Did You Know Nehru Was Once India’s Vice President? No? Watch This
Have you ever wondered what happened after the British decided to leave India? Did it happen overnight? Well, no.
(This article is being republished from The Quint’s archives to mark 2 September 1946, when the interim government of India was formed. Originally published on 2 September 2017.)
Have you ever wondered what happened after the British decided to leave India? How did the transfer of power happen? Was it an overnight process? Well, no.
Almost one year before Indian Independence Act was passed by the British government and came into being, an interim government was formed in India to facilitate the process of transition.
A Cabinet Mission of Britain was dispatched to India, especially for the purpose of assisting in formulation of manifestos and the formation of government.
On 2 September 1946, the interim government was formed to start the process of transitioning from being a British colony to an independent country.
Who Were the Members of the Interim Government?
The Viceroy’s Executive Council, which was the governing council of the British India, was replaced with the interim Cabinet. Jawaharlal Nehru of the Congress was appointed as the vice president, with powers of prime minister bestowed upon him.
The post of the President was held by Governor General of India, who was still British.
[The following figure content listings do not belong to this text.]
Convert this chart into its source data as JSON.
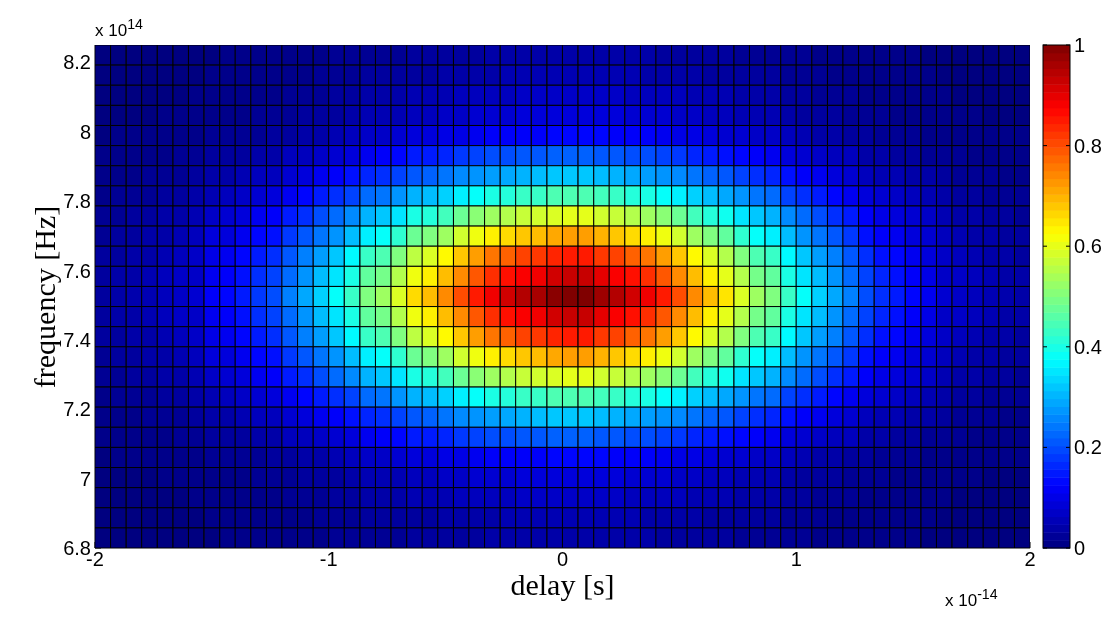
{
  "chart_data": {
    "type": "heatmap",
    "xlabel": "delay [s]",
    "ylabel": "frequency [Hz]",
    "annotations": [
      "x 10$^{14}$",
      "x 10$^{-14}$"
    ],
    "x": [
      -1.967,
      -1.9,
      -1.833,
      -1.767,
      -1.7,
      -1.633,
      -1.567,
      -1.5,
      -1.433,
      -1.367,
      -1.3,
      -1.233,
      -1.167,
      -1.1,
      -1.033,
      -0.967,
      -0.9,
      -0.833,
      -0.767,
      -0.7,
      -0.633,
      -0.567,
      -0.5,
      -0.433,
      -0.367,
      -0.3,
      -0.233,
      -0.167,
      -0.1,
      -0.033,
      0.033,
      0.1,
      0.167,
      0.233,
      0.3,
      0.367,
      0.433,
      0.5,
      0.567,
      0.633,
      0.7,
      0.767,
      0.833,
      0.9,
      0.967,
      1.033,
      1.1,
      1.167,
      1.233,
      1.3,
      1.367,
      1.433,
      1.5,
      1.567,
      1.633,
      1.7,
      1.767,
      1.833,
      1.9,
      1.967
    ],
    "y": [
      8.221,
      8.163,
      8.105,
      8.047,
      7.989,
      7.931,
      7.873,
      7.815,
      7.757,
      7.699,
      7.641,
      7.583,
      7.525,
      7.467,
      7.409,
      7.351,
      7.293,
      7.235,
      7.177,
      7.119,
      7.061,
      7.003,
      6.945,
      6.887,
      6.829
    ],
    "xlim": [
      -2,
      2
    ],
    "xticks": [
      -2,
      -1,
      0,
      1,
      2
    ],
    "ylim": [
      6.8,
      8.25
    ],
    "yticks": [
      6.8,
      7,
      7.2,
      7.4,
      7.6,
      7.8,
      8,
      8.2
    ],
    "clim": [
      0,
      1
    ],
    "cticks": [
      0,
      0.2,
      0.4,
      0.6,
      0.8,
      1
    ],
    "cells": [
      [
        0,
        0,
        0,
        0,
        0,
        0,
        0,
        0,
        0.01,
        0.01,
        0.01,
        0.01,
        0.01,
        0.01,
        0.01,
        0.02,
        0.02,
        0.02,
        0.02,
        0.02,
        0.03,
        0.03,
        0.03,
        0.03,
        0.03,
        0.04,
        0.04,
        0.04,
        0.04,
        0.04,
        0.04,
        0.04,
        0.04,
        0.04,
        0.04,
        0.04,
        0.03,
        0.03,
        0.03,
        0.03,
        0.03,
        0.02,
        0.02,
        0.02,
        0.02,
        0.02,
        0.01,
        0.01,
        0.01,
        0.01,
        0.01,
        0.01,
        0.01,
        0,
        0,
        0,
        0,
        0,
        0,
        0
      ],
      [
        0,
        0,
        0,
        0,
        0,
        0,
        0,
        0.01,
        0.01,
        0.01,
        0.01,
        0.01,
        0.01,
        0.01,
        0.02,
        0.02,
        0.02,
        0.03,
        0.03,
        0.03,
        0.03,
        0.03,
        0.04,
        0.04,
        0.04,
        0.04,
        0.05,
        0.05,
        0.05,
        0.05,
        0.05,
        0.05,
        0.05,
        0.05,
        0.05,
        0.04,
        0.04,
        0.04,
        0.04,
        0.03,
        0.03,
        0.03,
        0.03,
        0.03,
        0.02,
        0.02,
        0.02,
        0.01,
        0.01,
        0.01,
        0.01,
        0.01,
        0.01,
        0.01,
        0,
        0,
        0,
        0,
        0,
        0
      ],
      [
        0,
        0,
        0,
        0,
        0,
        0,
        0.01,
        0.01,
        0.01,
        0.01,
        0.01,
        0.01,
        0.02,
        0.02,
        0.02,
        0.03,
        0.03,
        0.04,
        0.04,
        0.04,
        0.05,
        0.05,
        0.05,
        0.06,
        0.06,
        0.06,
        0.06,
        0.07,
        0.07,
        0.07,
        0.07,
        0.07,
        0.07,
        0.07,
        0.06,
        0.06,
        0.06,
        0.06,
        0.05,
        0.05,
        0.05,
        0.04,
        0.04,
        0.04,
        0.03,
        0.03,
        0.02,
        0.02,
        0.02,
        0.01,
        0.01,
        0.01,
        0.01,
        0.01,
        0.01,
        0,
        0,
        0,
        0,
        0
      ],
      [
        0,
        0,
        0,
        0,
        0.01,
        0.01,
        0.01,
        0.01,
        0.01,
        0.01,
        0.02,
        0.02,
        0.02,
        0.03,
        0.03,
        0.03,
        0.04,
        0.05,
        0.05,
        0.05,
        0.06,
        0.06,
        0.07,
        0.07,
        0.08,
        0.08,
        0.08,
        0.09,
        0.09,
        0.09,
        0.09,
        0.09,
        0.09,
        0.09,
        0.08,
        0.08,
        0.08,
        0.07,
        0.07,
        0.06,
        0.06,
        0.05,
        0.05,
        0.05,
        0.04,
        0.03,
        0.03,
        0.03,
        0.02,
        0.02,
        0.02,
        0.01,
        0.01,
        0.01,
        0.01,
        0.01,
        0.01,
        0,
        0,
        0
      ],
      [
        0,
        0.01,
        0.01,
        0.01,
        0.01,
        0.01,
        0.01,
        0.02,
        0.02,
        0.02,
        0.02,
        0.03,
        0.03,
        0.04,
        0.04,
        0.05,
        0.06,
        0.07,
        0.07,
        0.08,
        0.09,
        0.09,
        0.1,
        0.1,
        0.11,
        0.12,
        0.12,
        0.12,
        0.12,
        0.13,
        0.13,
        0.13,
        0.13,
        0.12,
        0.12,
        0.12,
        0.11,
        0.1,
        0.1,
        0.09,
        0.08,
        0.08,
        0.07,
        0.07,
        0.06,
        0.05,
        0.04,
        0.04,
        0.03,
        0.03,
        0.02,
        0.02,
        0.02,
        0.01,
        0.01,
        0.01,
        0.01,
        0.01,
        0.01,
        0.01
      ],
      [
        0.01,
        0.01,
        0.01,
        0.01,
        0.01,
        0.02,
        0.02,
        0.03,
        0.03,
        0.03,
        0.04,
        0.04,
        0.06,
        0.06,
        0.07,
        0.08,
        0.09,
        0.11,
        0.12,
        0.13,
        0.15,
        0.15,
        0.16,
        0.18,
        0.19,
        0.2,
        0.2,
        0.21,
        0.21,
        0.22,
        0.22,
        0.22,
        0.21,
        0.21,
        0.2,
        0.2,
        0.19,
        0.18,
        0.16,
        0.15,
        0.14,
        0.13,
        0.12,
        0.11,
        0.09,
        0.08,
        0.07,
        0.06,
        0.06,
        0.04,
        0.04,
        0.03,
        0.03,
        0.02,
        0.02,
        0.02,
        0.01,
        0.01,
        0.01,
        0.01
      ],
      [
        0.01,
        0.01,
        0.01,
        0.02,
        0.02,
        0.02,
        0.03,
        0.04,
        0.04,
        0.05,
        0.06,
        0.06,
        0.08,
        0.09,
        0.11,
        0.12,
        0.14,
        0.16,
        0.17,
        0.19,
        0.21,
        0.22,
        0.24,
        0.26,
        0.27,
        0.28,
        0.29,
        0.3,
        0.31,
        0.32,
        0.32,
        0.32,
        0.31,
        0.3,
        0.29,
        0.28,
        0.27,
        0.26,
        0.24,
        0.22,
        0.21,
        0.19,
        0.17,
        0.16,
        0.14,
        0.12,
        0.11,
        0.09,
        0.08,
        0.06,
        0.05,
        0.05,
        0.04,
        0.04,
        0.03,
        0.02,
        0.02,
        0.02,
        0.01,
        0.01
      ],
      [
        0.01,
        0.02,
        0.02,
        0.02,
        0.03,
        0.03,
        0.04,
        0.05,
        0.06,
        0.07,
        0.08,
        0.09,
        0.11,
        0.13,
        0.15,
        0.17,
        0.19,
        0.23,
        0.24,
        0.27,
        0.3,
        0.31,
        0.33,
        0.36,
        0.38,
        0.4,
        0.41,
        0.43,
        0.43,
        0.45,
        0.45,
        0.45,
        0.44,
        0.43,
        0.41,
        0.4,
        0.38,
        0.36,
        0.33,
        0.31,
        0.29,
        0.27,
        0.24,
        0.23,
        0.19,
        0.17,
        0.15,
        0.13,
        0.11,
        0.09,
        0.08,
        0.07,
        0.06,
        0.05,
        0.04,
        0.03,
        0.03,
        0.02,
        0.02,
        0.02
      ],
      [
        0.02,
        0.02,
        0.03,
        0.03,
        0.04,
        0.04,
        0.05,
        0.07,
        0.08,
        0.09,
        0.11,
        0.12,
        0.15,
        0.17,
        0.2,
        0.23,
        0.26,
        0.3,
        0.32,
        0.35,
        0.4,
        0.41,
        0.44,
        0.48,
        0.51,
        0.53,
        0.55,
        0.57,
        0.58,
        0.59,
        0.6,
        0.6,
        0.58,
        0.57,
        0.55,
        0.53,
        0.51,
        0.48,
        0.44,
        0.41,
        0.39,
        0.35,
        0.32,
        0.3,
        0.26,
        0.23,
        0.2,
        0.17,
        0.15,
        0.12,
        0.1,
        0.09,
        0.08,
        0.07,
        0.05,
        0.04,
        0.04,
        0.03,
        0.03,
        0.02
      ],
      [
        0.02,
        0.03,
        0.03,
        0.04,
        0.04,
        0.05,
        0.06,
        0.09,
        0.09,
        0.11,
        0.13,
        0.14,
        0.18,
        0.21,
        0.24,
        0.27,
        0.31,
        0.36,
        0.38,
        0.42,
        0.48,
        0.5,
        0.53,
        0.58,
        0.61,
        0.64,
        0.66,
        0.68,
        0.69,
        0.71,
        0.72,
        0.72,
        0.7,
        0.68,
        0.66,
        0.64,
        0.61,
        0.58,
        0.53,
        0.5,
        0.47,
        0.42,
        0.38,
        0.36,
        0.31,
        0.27,
        0.24,
        0.21,
        0.18,
        0.14,
        0.12,
        0.11,
        0.09,
        0.08,
        0.06,
        0.05,
        0.04,
        0.04,
        0.03,
        0.03
      ],
      [
        0.03,
        0.03,
        0.04,
        0.04,
        0.05,
        0.06,
        0.07,
        0.1,
        0.11,
        0.13,
        0.15,
        0.17,
        0.21,
        0.25,
        0.28,
        0.32,
        0.37,
        0.43,
        0.45,
        0.5,
        0.56,
        0.59,
        0.63,
        0.68,
        0.72,
        0.76,
        0.78,
        0.81,
        0.82,
        0.84,
        0.85,
        0.85,
        0.82,
        0.81,
        0.78,
        0.76,
        0.72,
        0.68,
        0.63,
        0.59,
        0.55,
        0.5,
        0.45,
        0.43,
        0.37,
        0.32,
        0.28,
        0.25,
        0.21,
        0.17,
        0.14,
        0.13,
        0.11,
        0.09,
        0.07,
        0.06,
        0.05,
        0.04,
        0.04,
        0.03
      ],
      [
        0.03,
        0.04,
        0.04,
        0.05,
        0.06,
        0.07,
        0.07,
        0.11,
        0.12,
        0.14,
        0.17,
        0.19,
        0.23,
        0.27,
        0.31,
        0.35,
        0.4,
        0.47,
        0.49,
        0.55,
        0.61,
        0.64,
        0.69,
        0.74,
        0.79,
        0.83,
        0.86,
        0.88,
        0.89,
        0.92,
        0.93,
        0.93,
        0.9,
        0.88,
        0.86,
        0.83,
        0.79,
        0.74,
        0.69,
        0.64,
        0.6,
        0.55,
        0.49,
        0.47,
        0.4,
        0.35,
        0.31,
        0.27,
        0.23,
        0.19,
        0.16,
        0.14,
        0.12,
        0.1,
        0.07,
        0.07,
        0.06,
        0.05,
        0.04,
        0.04
      ],
      [
        0.03,
        0.04,
        0.045,
        0.05,
        0.06,
        0.07,
        0.08,
        0.12,
        0.13,
        0.15,
        0.18,
        0.2,
        0.25,
        0.29,
        0.33,
        0.38,
        0.43,
        0.5,
        0.53,
        0.59,
        0.66,
        0.69,
        0.74,
        0.8,
        0.85,
        0.89,
        0.92,
        0.95,
        0.96,
        0.99,
        1,
        1,
        0.97,
        0.95,
        0.92,
        0.89,
        0.85,
        0.8,
        0.74,
        0.69,
        0.65,
        0.59,
        0.53,
        0.5,
        0.43,
        0.38,
        0.33,
        0.29,
        0.25,
        0.2,
        0.17,
        0.15,
        0.13,
        0.11,
        0.08,
        0.07,
        0.06,
        0.05,
        0.045,
        0.04
      ],
      [
        0.03,
        0.04,
        0.04,
        0.05,
        0.06,
        0.07,
        0.07,
        0.11,
        0.12,
        0.14,
        0.17,
        0.19,
        0.23,
        0.27,
        0.31,
        0.35,
        0.4,
        0.47,
        0.49,
        0.55,
        0.61,
        0.64,
        0.69,
        0.74,
        0.79,
        0.83,
        0.86,
        0.88,
        0.89,
        0.92,
        0.93,
        0.93,
        0.9,
        0.88,
        0.86,
        0.83,
        0.79,
        0.74,
        0.69,
        0.64,
        0.6,
        0.55,
        0.49,
        0.47,
        0.4,
        0.35,
        0.31,
        0.27,
        0.23,
        0.19,
        0.16,
        0.14,
        0.12,
        0.1,
        0.07,
        0.07,
        0.06,
        0.05,
        0.04,
        0.04
      ],
      [
        0.03,
        0.03,
        0.04,
        0.04,
        0.05,
        0.06,
        0.07,
        0.1,
        0.11,
        0.13,
        0.15,
        0.17,
        0.21,
        0.25,
        0.28,
        0.32,
        0.37,
        0.43,
        0.45,
        0.5,
        0.56,
        0.59,
        0.63,
        0.68,
        0.72,
        0.76,
        0.78,
        0.81,
        0.82,
        0.84,
        0.85,
        0.85,
        0.82,
        0.81,
        0.78,
        0.76,
        0.72,
        0.68,
        0.63,
        0.59,
        0.55,
        0.5,
        0.45,
        0.43,
        0.37,
        0.32,
        0.28,
        0.25,
        0.21,
        0.17,
        0.14,
        0.13,
        0.11,
        0.09,
        0.07,
        0.06,
        0.05,
        0.04,
        0.04,
        0.03
      ],
      [
        0.02,
        0.03,
        0.03,
        0.04,
        0.04,
        0.05,
        0.06,
        0.09,
        0.09,
        0.11,
        0.13,
        0.14,
        0.18,
        0.21,
        0.24,
        0.27,
        0.31,
        0.36,
        0.38,
        0.42,
        0.48,
        0.5,
        0.53,
        0.58,
        0.61,
        0.64,
        0.66,
        0.68,
        0.69,
        0.71,
        0.72,
        0.72,
        0.7,
        0.68,
        0.66,
        0.64,
        0.61,
        0.58,
        0.53,
        0.5,
        0.47,
        0.42,
        0.38,
        0.36,
        0.31,
        0.27,
        0.24,
        0.21,
        0.18,
        0.14,
        0.12,
        0.11,
        0.09,
        0.08,
        0.06,
        0.05,
        0.04,
        0.04,
        0.03,
        0.03
      ],
      [
        0.02,
        0.02,
        0.03,
        0.03,
        0.04,
        0.04,
        0.05,
        0.07,
        0.08,
        0.09,
        0.11,
        0.12,
        0.15,
        0.17,
        0.2,
        0.23,
        0.26,
        0.3,
        0.32,
        0.35,
        0.4,
        0.41,
        0.44,
        0.48,
        0.51,
        0.53,
        0.55,
        0.57,
        0.58,
        0.59,
        0.6,
        0.6,
        0.58,
        0.57,
        0.55,
        0.53,
        0.51,
        0.48,
        0.44,
        0.41,
        0.39,
        0.35,
        0.32,
        0.3,
        0.26,
        0.23,
        0.2,
        0.17,
        0.15,
        0.12,
        0.1,
        0.09,
        0.08,
        0.07,
        0.05,
        0.04,
        0.04,
        0.03,
        0.03,
        0.02
      ],
      [
        0.01,
        0.02,
        0.02,
        0.02,
        0.03,
        0.03,
        0.04,
        0.05,
        0.06,
        0.07,
        0.08,
        0.09,
        0.11,
        0.13,
        0.15,
        0.17,
        0.19,
        0.23,
        0.24,
        0.27,
        0.3,
        0.31,
        0.33,
        0.36,
        0.38,
        0.4,
        0.41,
        0.43,
        0.43,
        0.45,
        0.45,
        0.45,
        0.44,
        0.43,
        0.41,
        0.4,
        0.38,
        0.36,
        0.33,
        0.31,
        0.29,
        0.27,
        0.24,
        0.23,
        0.19,
        0.17,
        0.15,
        0.13,
        0.11,
        0.09,
        0.08,
        0.07,
        0.06,
        0.05,
        0.04,
        0.03,
        0.03,
        0.02,
        0.02,
        0.02
      ],
      [
        0.01,
        0.01,
        0.01,
        0.02,
        0.02,
        0.02,
        0.03,
        0.04,
        0.04,
        0.05,
        0.06,
        0.06,
        0.08,
        0.09,
        0.11,
        0.12,
        0.14,
        0.16,
        0.17,
        0.19,
        0.21,
        0.22,
        0.24,
        0.26,
        0.27,
        0.28,
        0.29,
        0.3,
        0.31,
        0.32,
        0.32,
        0.32,
        0.31,
        0.3,
        0.29,
        0.28,
        0.27,
        0.26,
        0.24,
        0.22,
        0.21,
        0.19,
        0.17,
        0.16,
        0.14,
        0.12,
        0.11,
        0.09,
        0.08,
        0.06,
        0.05,
        0.05,
        0.04,
        0.04,
        0.03,
        0.02,
        0.02,
        0.02,
        0.01,
        0.01
      ],
      [
        0.01,
        0.01,
        0.01,
        0.01,
        0.01,
        0.02,
        0.02,
        0.03,
        0.03,
        0.03,
        0.04,
        0.04,
        0.06,
        0.06,
        0.07,
        0.08,
        0.09,
        0.11,
        0.12,
        0.13,
        0.15,
        0.15,
        0.16,
        0.18,
        0.19,
        0.2,
        0.2,
        0.21,
        0.21,
        0.22,
        0.22,
        0.22,
        0.21,
        0.21,
        0.2,
        0.2,
        0.19,
        0.18,
        0.16,
        0.15,
        0.14,
        0.13,
        0.12,
        0.11,
        0.09,
        0.08,
        0.07,
        0.06,
        0.06,
        0.04,
        0.04,
        0.03,
        0.03,
        0.02,
        0.02,
        0.02,
        0.01,
        0.01,
        0.01,
        0.01
      ],
      [
        0,
        0.01,
        0.01,
        0.01,
        0.01,
        0.01,
        0.01,
        0.02,
        0.02,
        0.02,
        0.02,
        0.03,
        0.03,
        0.04,
        0.04,
        0.05,
        0.06,
        0.07,
        0.07,
        0.08,
        0.09,
        0.09,
        0.1,
        0.1,
        0.11,
        0.12,
        0.12,
        0.12,
        0.12,
        0.13,
        0.13,
        0.13,
        0.13,
        0.12,
        0.12,
        0.12,
        0.11,
        0.1,
        0.1,
        0.09,
        0.08,
        0.08,
        0.07,
        0.07,
        0.06,
        0.05,
        0.04,
        0.04,
        0.03,
        0.03,
        0.02,
        0.02,
        0.02,
        0.01,
        0.01,
        0.01,
        0.01,
        0.01,
        0.01,
        0.01
      ],
      [
        0,
        0,
        0,
        0,
        0.01,
        0.01,
        0.01,
        0.01,
        0.01,
        0.01,
        0.02,
        0.02,
        0.02,
        0.03,
        0.03,
        0.03,
        0.04,
        0.05,
        0.05,
        0.05,
        0.06,
        0.06,
        0.07,
        0.07,
        0.08,
        0.08,
        0.08,
        0.09,
        0.09,
        0.09,
        0.09,
        0.09,
        0.09,
        0.09,
        0.08,
        0.08,
        0.08,
        0.07,
        0.07,
        0.06,
        0.06,
        0.05,
        0.05,
        0.05,
        0.04,
        0.03,
        0.03,
        0.03,
        0.02,
        0.02,
        0.02,
        0.01,
        0.01,
        0.01,
        0.01,
        0.01,
        0.01,
        0,
        0,
        0
      ],
      [
        0,
        0,
        0,
        0,
        0,
        0,
        0.01,
        0.01,
        0.01,
        0.01,
        0.01,
        0.01,
        0.02,
        0.02,
        0.02,
        0.03,
        0.03,
        0.04,
        0.04,
        0.04,
        0.05,
        0.05,
        0.05,
        0.06,
        0.06,
        0.06,
        0.06,
        0.07,
        0.07,
        0.07,
        0.07,
        0.07,
        0.07,
        0.07,
        0.06,
        0.06,
        0.06,
        0.06,
        0.05,
        0.05,
        0.05,
        0.04,
        0.04,
        0.04,
        0.03,
        0.03,
        0.02,
        0.02,
        0.02,
        0.01,
        0.01,
        0.01,
        0.01,
        0.01,
        0.01,
        0,
        0,
        0,
        0,
        0
      ],
      [
        0,
        0,
        0,
        0,
        0,
        0,
        0,
        0.01,
        0.01,
        0.01,
        0.01,
        0.01,
        0.01,
        0.01,
        0.02,
        0.02,
        0.02,
        0.03,
        0.03,
        0.03,
        0.03,
        0.03,
        0.04,
        0.04,
        0.04,
        0.04,
        0.05,
        0.05,
        0.05,
        0.05,
        0.05,
        0.05,
        0.05,
        0.05,
        0.05,
        0.04,
        0.04,
        0.04,
        0.04,
        0.03,
        0.03,
        0.03,
        0.03,
        0.03,
        0.02,
        0.02,
        0.02,
        0.01,
        0.01,
        0.01,
        0.01,
        0.01,
        0.01,
        0.01,
        0,
        0,
        0,
        0,
        0,
        0
      ],
      [
        0,
        0,
        0,
        0,
        0,
        0,
        0,
        0,
        0.01,
        0.01,
        0.01,
        0.01,
        0.01,
        0.01,
        0.01,
        0.02,
        0.02,
        0.02,
        0.02,
        0.02,
        0.03,
        0.03,
        0.03,
        0.03,
        0.03,
        0.04,
        0.04,
        0.04,
        0.04,
        0.04,
        0.04,
        0.04,
        0.04,
        0.04,
        0.04,
        0.04,
        0.03,
        0.03,
        0.03,
        0.03,
        0.03,
        0.02,
        0.02,
        0.02,
        0.02,
        0.02,
        0.01,
        0.01,
        0.01,
        0.01,
        0.01,
        0.01,
        0.01,
        0,
        0,
        0,
        0,
        0,
        0,
        0
      ]
    ]
  }
}
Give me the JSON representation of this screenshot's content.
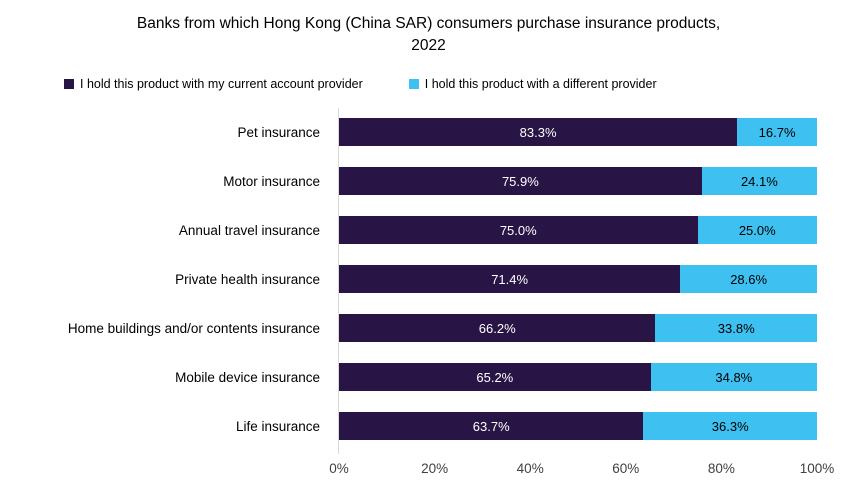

While Lord Wavell held the post initially, Mountbatten was appointed to the post in March 1947.
The Muslim League, which initially boycotted the interim government, joined the Cabinet in October 1946. Mohammed Ali Jinnah, the All-India Muslim League patriarch, openly declared that the reason for joining the interim government was to “fight for the cherished goal of Pakistan”.
The 12-member Cabinet was formed by a coalition of Congress and Muslim League members. Senior Congress leader Vallabhbhai Patel headed the Department of Home Affairs, considered the second-most powerful position in the Cabinet. The Viceroy of India and the Commander-in-Chief were also a part of the Cabinet, apart from the twelve Indians.
Liaquat Alit Khan who would eventually become Pakistan’s first prime minister was made the finance minister in the interim government.
India’s first president Rajendra Prasad was also a part of the interim government. Sikh leader Baldev Singh was given the defence portfolio, while C Rajagopalachari was named to head the Department of Education.
Dalit leader and the father of former speaker Meira Kumar, Jagjivan Ram, was given charge of the Department of Labour. Muslim League leaders Abdur Nishtar and Ibrahim Ismail headed the departments of air and commerce respectively.
The League, which was also allotted the Law portfolio, nominated Jogendra Nath Mandal to the post.
The Constituent Assembly Hitch
A recurring problem for the interim government was their inability to see eye to eye on deciding the members of the Constituent Assembly. Members of this assembly would pen the Indian Constitution, post independence.
Following the very first meeting of the Constituent Assembly on 9 December 1946, the Muslim League staged a walkout, demanding a separate state.
But in early January, after persuasion by both the Congress and the British, the Muslim League joined the Constituent Assembly.
On 22 January 1947, the Objective Resolution was unanimously passed by the Assembly, which eventually became the preamble of the Indian Constitution.
Interim Govt’s Landmark Decisions
India has been fighting the imposition of salt tax since 1885, when Swaminathan Iyer raised the issue in the very first session of the Congress. Fighting to abolish the tax, Mahatma Gandhi undertook a march to Dandi, as an act of civil disobedience in 1930.
But it was the Nehru-led interim government which abolished the salt tax, ending the decades-long fight.
The interim government also appointed India’s first batch of Foreign Service Officers and started independent dialogue and diplomatic relations with countries like the United States, the USSR and France.
It was this interim government that first introduced a ‘Report on Planning’, which went on to become the bedrock for India’s first five-year plan.
However, the interim government could not control the brewing animosity between certain Hindu and Muslim groups, which led to widespread communal riots in early 1947.
On 3 June 1947, in the Mountbatten Plan, it was announced that a Boundary Commission would be set up to decide on the partition of India, and the formation of the new nation of Pakistan.
As the clock struck 12 on 15 August 1947, India’s first prime minister Jawaharlal Nehru ushered in India’s independence and the interim government ceased to exist.